A Medida Provisória 685, que cria a obrigação de informar à Receita Federal as operações e atos ou negócios jurídicos que acarretem supressão, redução ou adiamento no pagamento do tributo, vai gerar uma corrida ao Judiciário. Quem alerta são os advogados, que já têm sido consultados por seus clientes e apontam, entre as opções, a impetração de mandados de segurança para impedir a punição de quem não enviar os dados à administração tributária.

O Programa de Redução de Litígios Tributários (Prorelit), para o advogado Marcelo Tendolini Saciotto, consultor tributário e contábil do escritório Rayes & Fagundes Advogados, criou uma “perversa obrigação” aos contribuintes. “Tal medida revela a ineficiência da administração tributária e a enorme burocracia do sistema tributário nacional, uma vez que, nem mesmo dispondo o fisco de enorme volume de informações econômicas e fiscais dos contribuintes — o que, inclusive, foi intensificado nos últimos anos com a implantação do Sistema Público de Escrituração Digital (SPED) — se tornou possível o rastreamento de operações sensíveis à arrecadação tributária”, critica.

Na prática, afirma o advogado, “a MP afronta o princípio do contraditório e da ampla defesa consagrado na Constituição Federal”. Saciotto explica que caso o fisco não reconheça a legalidade das operações, o contribuinte deverá recolher os tributos devidos, acrescidos de juros de mora, que podem chegar a 150% do valor devido.

“A omissão de informações, a constatação de falsidade material ou ideológica, ou de interposição fraudulenta de pessoas no contexto das operações abrangidas pela declaração, caracterizará omissão dolosa do sujeito passivo com intuito de sonegação ou fraude, sem prejuízo ainda de eventuais efeitos criminais decorrentes da prática”, diz Saciotto. Ele cita ainda que, na hipótese de haver discordância do fisco quanto à legalidade da operação, a MP não deixa clara a possibilidade de abertura de processo administrativo que permita ao contribuinte defender a regularidade de sua operação.

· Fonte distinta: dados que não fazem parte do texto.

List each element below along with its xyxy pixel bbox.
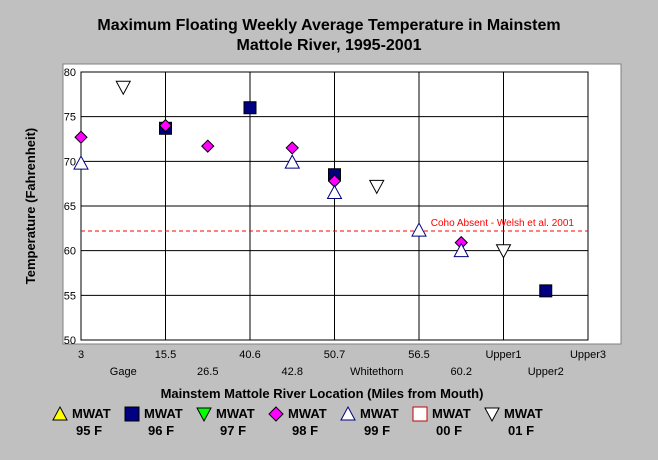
legend-marker (412, 406, 428, 422)
y-tick-label: 60 (64, 246, 76, 258)
x-tick-label: 60.2 (451, 366, 472, 378)
data-point (411, 222, 427, 237)
grid-layer (80, 71, 589, 341)
x-tick-label: 50.7 (324, 349, 345, 361)
legend-entry-line2: 96 F (148, 423, 174, 438)
legend-entry-line1: MWAT (360, 406, 399, 421)
legend-entry-line2: 98 F (292, 423, 318, 438)
data-point (201, 139, 215, 153)
chart-subtitle: Mattole River, 1995-2001 (237, 37, 422, 54)
x-tick-label: 56.5 (408, 349, 429, 361)
data-point (453, 242, 470, 258)
legend-entry-line1: MWAT (288, 406, 327, 421)
x-tick-label: 26.5 (197, 366, 218, 378)
x-tick-label: 40.6 (239, 349, 260, 361)
reference-line-label: Coho Absent - Welsh et al. 2001 (431, 218, 575, 229)
data-point (115, 80, 132, 96)
data-point (368, 179, 385, 195)
data-point (73, 155, 89, 170)
y-tick-label: 80 (64, 67, 76, 79)
y-tick-label: 70 (64, 156, 76, 168)
reference-layer: Coho Absent - Welsh et al. 2001 (81, 218, 588, 232)
legend-marker (268, 406, 284, 422)
y-tick-label: 75 (64, 112, 76, 124)
x-tick-label: 3 (78, 349, 84, 361)
x-tick-labels: 3 Gage 15.5 26.5 40.6 42.8 50.7 Whitethorn 56.5 6… (78, 349, 606, 378)
data-point (74, 130, 88, 144)
legend-entry-line2: 01 F (508, 423, 534, 438)
legend-marker (52, 405, 68, 421)
y-tick-label: 50 (64, 335, 76, 347)
marker-layer (73, 80, 553, 298)
legend-marker (484, 407, 500, 423)
data-point (285, 141, 299, 155)
x-tick-label: Upper1 (485, 349, 521, 361)
legend-entry-line2: 00 F (436, 423, 462, 438)
x-tick-label: 15.5 (155, 349, 176, 361)
x-tick-label: 42.8 (282, 366, 303, 378)
legend: MWAT 95 F MWAT 96 F MWAT 97 F MWAT 98 F MWAT 99 F… (52, 405, 543, 438)
y-tick-label: 55 (64, 290, 76, 302)
chart-title: Maximum Floating Weekly Average Temperat… (97, 17, 560, 34)
data-point (495, 244, 512, 259)
legend-entry-line1: MWAT (432, 406, 471, 421)
x-tick-label: Whitethorn (350, 366, 403, 378)
x-tick-label: Upper2 (528, 366, 564, 378)
y-tick-labels: 50 55 60 65 70 75 80 (64, 67, 76, 347)
y-axis-label: Temperature (Fahrenheit) (23, 128, 38, 285)
legend-entry-line1: MWAT (72, 406, 111, 421)
data-point (243, 101, 257, 115)
data-point (539, 284, 553, 298)
legend-marker (124, 406, 140, 422)
legend-entry-line2: 99 F (364, 423, 390, 438)
legend-marker (340, 405, 356, 421)
data-point (158, 118, 173, 133)
x-tick-label: Gage (110, 366, 137, 378)
legend-entry-line2: 97 F (220, 423, 246, 438)
y-tick-label: 65 (64, 201, 76, 213)
x-axis-label: Mainstem Mattole River Location (Miles f… (161, 386, 484, 401)
x-tick-label: Upper3 (570, 349, 606, 361)
legend-entry-line1: MWAT (216, 406, 255, 421)
legend-entry-line1: MWAT (144, 406, 183, 421)
legend-marker (196, 407, 212, 423)
legend-entry-line1: MWAT (504, 406, 543, 421)
data-point (326, 184, 343, 200)
data-point (284, 154, 301, 169)
legend-entry-line2: 95 F (76, 423, 102, 438)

O advogado tributarista Geraldo Wetzel Neto, do Bornholdt Advogados, afirma que a MP 685 promoverá uma guerra judicial em breve porque o texto é muito vago. “Ao utilizar expressões como: ‘não possuírem razões extraordinárias relevantes’ ou ainda ‘a forma adotada não for usual’, [a medida] novamente cria uma legislação burocrática que certamente culminará com milhares de litígios judiciais. A discussão sobre ‘determinado planejamento tributário redundar em evasão ou elisão fiscal’ existe há anos e agora a Receita Federal pretende ser informada sobre atos ‘não usuais’ que possam ser interpretados pela própria Receita como evasão, facilitando a fiscalização”, conclui Wetzel.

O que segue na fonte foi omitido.